Se não fossem os outros seres humanos, poderíamos traçar uma reta desde a infância e segui-la cegamente. Sem nenhuma curva. São os encontros, e os desencontros, que nos proporcionam os contornos. Não é sobre mudar de caminho que eu digo, embora essa também seja uma possibilidade. Falo sobre permitir-se novas experiências, sair do programado, sem perder o rumo. Saber aonde quer chegar, mas aceitar fazer um caminho diferente, entrar em uma rua desconhecida só para ver como é.

Alguém pode te recomendar um livro que você nunca leria por vontade própria. Ou te convidar para conhecer sua casa, em uma cidade que você não tinha a menor intenção de conhecer. Também te levar ao show de uma banda desconhecida, ou simplesmente de uma banda fora de sua playlist. Ou ainda te encaminhar uma oportunidade de emprego; te sugerir um aplicativo que vai te viciar; fazer uma fofoca que vai te destruir ou te enaltecer; e te apresentar outra pessoa, que trará ainda novas possibilidades à sua vida. Ainda que inerte, o outro te afeta. Apaixonado, você mergulha nos interesses da outra pessoa, para entendê-la, para se aproximar, e conhece novos mundos.

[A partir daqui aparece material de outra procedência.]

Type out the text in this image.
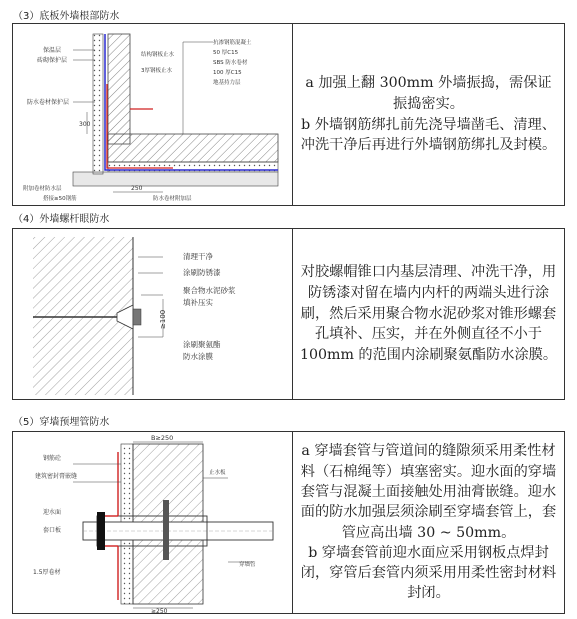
（3）底板外墙根部防水
保温层
砖砌保护层
防水卷材保护层
抗渗钢筋混凝土
50 厚C15
SBS 防水卷材
100 厚C15
地基持力层
结构钢板止水
3厚钢板止水
附加卷材防水层
搭接≥50钢筋	防水卷材附加层
300
250

a 加强上翻 300mm 外墙振捣，需保证振捣密实。

b 外墙钢筋绑扎前先浇导墙凿毛、清理、冲洗干净后再进行外墙钢筋绑扎及封模。

（4）外墙螺杆眼防水
清理干净
涂刷防锈漆
聚合物水泥砂浆
填补压实
涂刷聚氨酯
防水涂膜
≥100

对胶螺帽锥口内基层清理、冲洗干净，用防锈漆对留在墙内内杆的两端头进行涂刷，然后采用聚合物水泥砂浆对锥形螺套孔填补、压实，并在外侧直径不小于 100mm 的范围内涂刷聚氨酯防水涂膜。

（5）穿墙预埋管防水
B≥250
钢筋砼
建筑密封膏嵌缝
迎水面
套口板
止水板
穿墙管
1.5厚卷材
≥250

a 穿墙套管与管道间的缝隙须采用柔性材料（石棉绳等）填塞密实。迎水面的穿墙套管与混凝土面接触处用油膏嵌缝。迎水面的防水加强层须涂刷至穿墙套管上，套管应高出墙 30 ~ 50mm。

b 穿墙套管前迎水面应采用钢板点焊封闭，穿管后套管内须采用用柔性密封材料封闭。
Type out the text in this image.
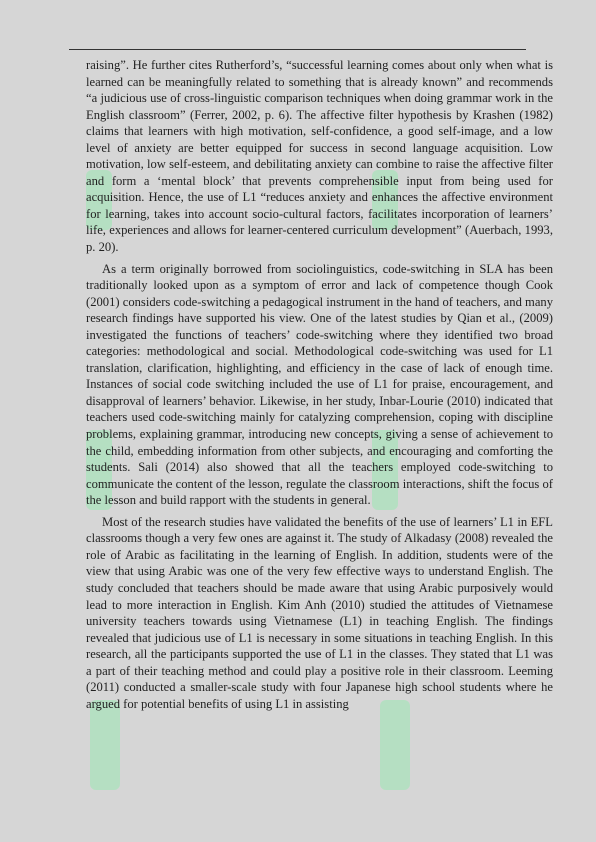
raising”. He further cites Rutherford’s, “successful learning comes about only when what is learned can be meaningfully related to something that is already known” and recommends “a judicious use of cross-linguistic comparison techniques when doing grammar work in the English classroom” (Ferrer, 2002, p. 6). The affective filter hypothesis by Krashen (1982) claims that learners with high motivation, self-confidence, a good self-image, and a low level of anxiety are better equipped for success in second language acquisition. Low motivation, low self-esteem, and debilitating anxiety can combine to raise the affective filter and form a ‘mental block’ that prevents comprehensible input from being used for acquisition. Hence, the use of L1 “reduces anxiety and enhances the affective environment for learning, takes into account socio-cultural factors, facilitates incorporation of learners’ life, experiences and allows for learner-centered curriculum development” (Auerbach, 1993, p. 20).

As a term originally borrowed from sociolinguistics, code-switching in SLA has been traditionally looked upon as a symptom of error and lack of competence though Cook (2001) considers code-switching a pedagogical instrument in the hand of teachers, and many research findings have supported his view. One of the latest studies by Qian et al., (2009) investigated the functions of teachers’ code-switching where they identified two broad categories: methodological and social. Methodological code-switching was used for L1 translation, clarification, highlighting, and efficiency in the case of lack of enough time. Instances of social code switching included the use of L1 for praise, encouragement, and disapproval of learners’ behavior. Likewise, in her study, Inbar-Lourie (2010) indicated that teachers used code-switching mainly for catalyzing comprehension, coping with discipline problems, explaining grammar, introducing new concepts, giving a sense of achievement to the child, embedding information from other subjects, and encouraging and comforting the students. Sali (2014) also showed that all the teachers employed code-switching to communicate the content of the lesson, regulate the classroom interactions, shift the focus of the lesson and build rapport with the students in general.

Most of the research studies have validated the benefits of the use of learners’ L1 in EFL classrooms though a very few ones are against it. The study of Alkadasy (2008) revealed the role of Arabic as facilitating in the learning of English. In addition, students were of the view that using Arabic was one of the very few effective ways to understand English. The study concluded that teachers should be made aware that using Arabic purposively would lead to more interaction in English. Kim Anh (2010) studied the attitudes of Vietnamese university teachers towards using Vietnamese (L1) in teaching English. The findings revealed that judicious use of L1 is necessary in some situations in teaching English. In this research, all the participants supported the use of L1 in the classes. They stated that L1 was a part of their teaching method and could play a positive role in their classroom. Leeming (2011) conducted a smaller-scale study with four Japanese high school students where he argued for potential benefits of using L1 in assisting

Vendo os álbuns de fotos, entendi isso. Tenho fotos com amigos com quem perdi totalmente o contato (o que contraria meu post anterior), e alguns que me custaram até lembrar o nome. Mas todos me proporcionaram alguma experiência diferente, uma história, uma vivência. Tenho achado que ninguém passa pela vida de ninguém sem deixar um rastro, por menos significativo que seja. E não é como se eu quisesse abraçar o mundo, mas abraço o meu mundo.

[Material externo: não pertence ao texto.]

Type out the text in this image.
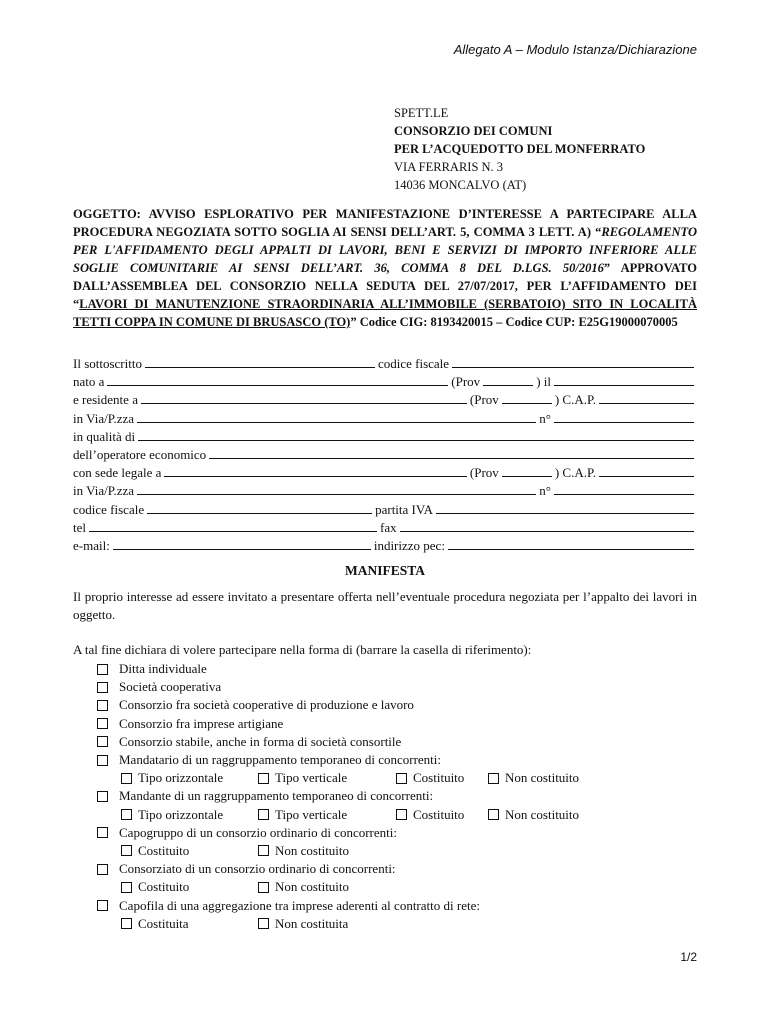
Allegato A – Modulo Istanza/Dichiarazione
SPETT.LE
CONSORZIO DEI COMUNI
PER L’ACQUEDOTTO DEL MONFERRATO
VIA FERRARIS N. 3
14036 MONCALVO (AT)
OGGETTO: AVVISO ESPLORATIVO PER MANIFESTAZIONE D’INTERESSE A PARTECIPARE ALLA PROCEDURA NEGOZIATA SOTTO SOGLIA AI SENSI DELL’ART. 5, COMMA 3 LETT. A) “REGOLAMENTO PER L'AFFIDAMENTO DEGLI APPALTI DI LAVORI, BENI E SERVIZI DI IMPORTO INFERIORE ALLE SOGLIE COMUNITARIE AI SENSI DELL’ART. 36, COMMA 8 DEL D.LGS. 50/2016” APPROVATO DALL’ASSEMBLEA DEL CONSORZIO NELLA SEDUTA DEL 27/07/2017, PER L’AFFIDAMENTO DEI “LAVORI DI MANUTENZIONE STRAORDINARIA ALL’IMMOBILE (SERBATOIO) SITO IN LOCALITÀ TETTI COPPA IN COMUNE DI BRUSASCO (TO)” Codice CIG: 8193420015 – Codice CUP: E25G19000070005
Il sottoscritto	codice fiscale
nato a	(Prov	) il
e residente a	(Prov	) C.A.P.
in Via/P.zza	n°
in qualità di
dell’operatore economico
con sede legale a	(Prov	) C.A.P.
in Via/P.zza	n°
codice fiscale	partita IVA
tel	fax
e-mail:	indirizzo pec:
MANIFESTA
Il proprio interesse ad essere invitato a presentare offerta nell’eventuale procedura negoziata per l’appalto dei lavori in oggetto.
A tal fine dichiara di volere partecipare nella forma di (barrare la casella di riferimento):
Ditta individuale
Società cooperativa
Consorzio fra società cooperative di produzione e lavoro
Consorzio fra imprese artigiane
Consorzio stabile, anche in forma di società consortile
Mandatario di un raggruppamento temporaneo di concorrenti:
Tipo orizzontale	Tipo verticale	Costituito	Non costituito
Mandante di un raggruppamento temporaneo di concorrenti:
Tipo orizzontale	Tipo verticale	Costituito	Non costituito
Capogruppo di un consorzio ordinario di concorrenti:
Costituito	Non costituito
Consorziato di un consorzio ordinario di concorrenti:
Costituito	Non costituito
Capofila di una aggregazione tra imprese aderenti al contratto di rete:
Costituita	Non costituita
1/2
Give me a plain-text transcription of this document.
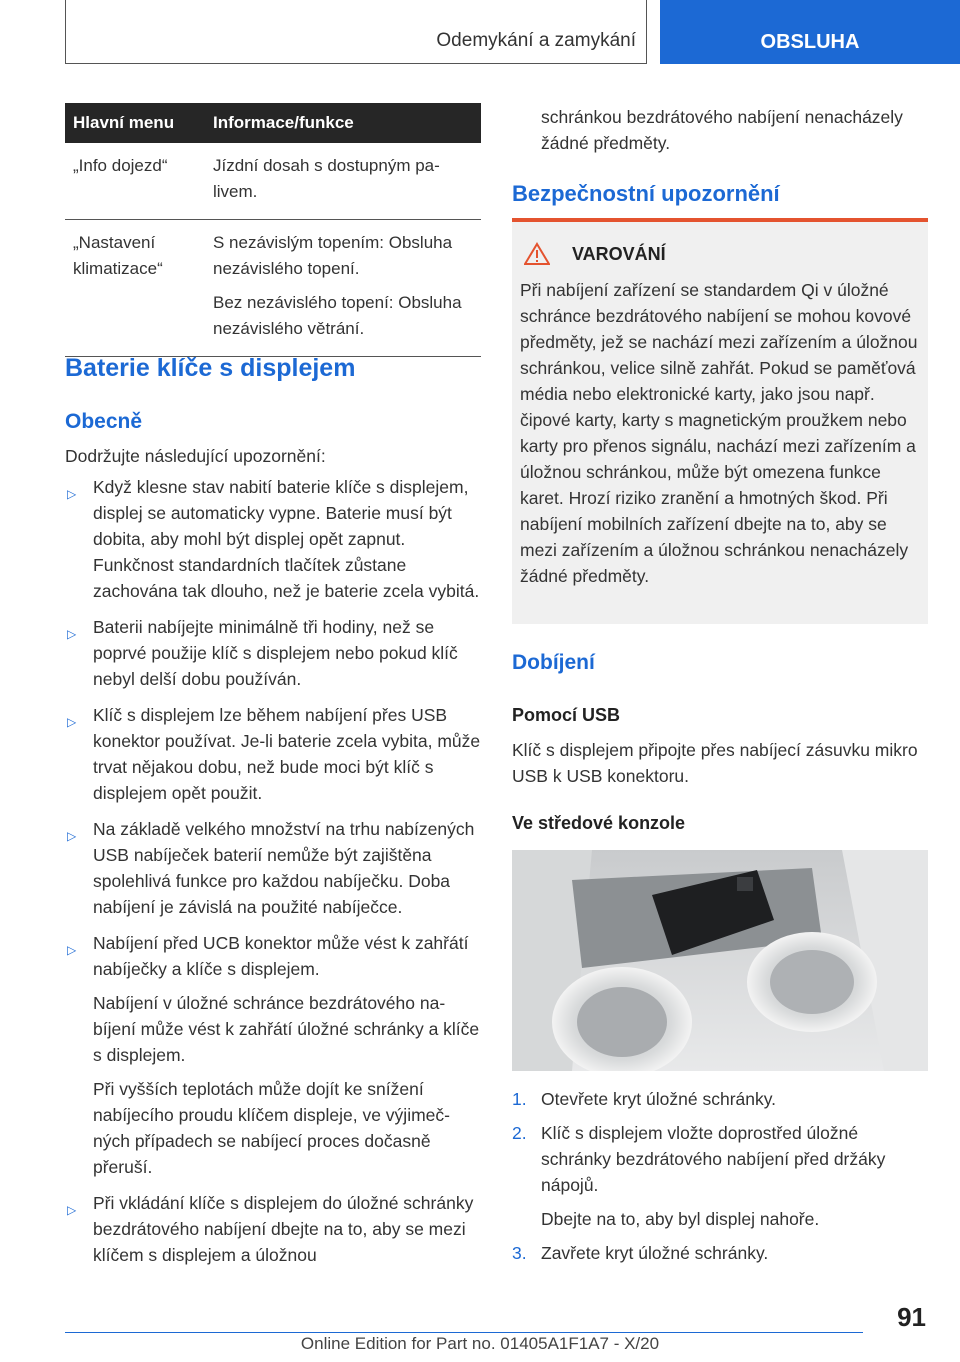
Odemykání a zamykání	OBSLUHA
Hlavní menu	Informace/funkce
„Info dojezd“	Jízdní dosah s dostupným palivem.

„Nastavení klimatizace“	S nezávislým topením: Obsluha nezávislého topení.

Bez nezávislého topení: Obsluha nezávislého větrání.

Baterie klíče s displejem
Obecně

Dodržujte následující upozornění:

▷ Když klesne stav nabití baterie klíče s displejem, displej se automaticky vypne. Baterie musí být dobita, aby mohl být displej opět zapnut. Funkčnost standardních tlačítek zůstane zachována tak dlouho, než je baterie zcela vybitá.

▷ Baterii nabíjejte minimálně tři hodiny, než se poprvé použije klíč s displejem nebo pokud klíč nebyl delší dobu používán.

▷ Klíč s displejem lze během nabíjení přes USB konektor používat. Je-li baterie zcela vybita, může trvat nějakou dobu, než bude moci být klíč s displejem opět použit.

▷ Na základě velkého množství na trhu nabízených USB nabíječek baterií nemůže být zajištěna spolehlivá funkce pro každou nabíječku. Doba nabíjení je závislá na použité nabíječce.

▷ Nabíjení před UCB konektor může vést k zahřátí nabíječky a klíče s displejem.

Nabíjení v úložné schránce bezdrátového nabíjení může vést k zahřátí úložné schránky a klíče s displejem.

Při vyšších teplotách může dojít ke snížení nabíjecího proudu klíčem displeje, ve výjimečných případech se nabíjecí proces dočasně přeruší.

▷ Při vkládání klíče s displejem do úložné schránky bezdrátového nabíjení dbejte na to, aby se mezi klíčem s displejem a úložnou

schránkou bezdrátového nabíjení nenacházely žádné předměty.

Bezpečnostní upozornění
VAROVÁNÍ

Při nabíjení zařízení se standardem Qi v úložné schránce bezdrátového nabíjení se mohou kovové předměty, jež se nachází mezi zařízením a úložnou schránkou, velice silně zahřát. Pokud se paměťová média nebo elektronické karty, jako jsou např. čipové karty, karty s magnetickým proužkem nebo karty pro přenos signálu, nachází mezi zařízením a úložnou schránkou, může být omezena funkce karet. Hrozí riziko zranění a hmotných škod. Při nabíjení mobilních zařízení dbejte na to, aby se mezi zařízením a úložnou schránkou nenacházely žádné předměty.

Dobíjení
Pomocí USB

Klíč s displejem připojte přes nabíjecí zásuvku mikro USB k USB konektoru.

Ve středové konzole
1. Otevřete kryt úložné schránky.

2. Klíč s displejem vložte doprostřed úložné schránky bezdrátového nabíjení před držáky nápojů.

Dbejte na to, aby byl displej nahoře.

3. Zavřete kryt úložné schránky.

91
Online Edition for Part no. 01405A1F1A7 - X/20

Não sou do tipo de gente que conversa com quem tá do lado na fila. Mesmo que a fila dure uma hora ou mais, sou capaz de entrar e sair dela calado. Sou introspectivo. Extrovertido, só quando estou com alguém que conheço. Não posso dizer que estou sempre aberto a novas amizades, porque seria uma mentira. Mas tenho consciência disso: nós que movemos uns aos outros. Gente precisa de gente. E que bom que é assim.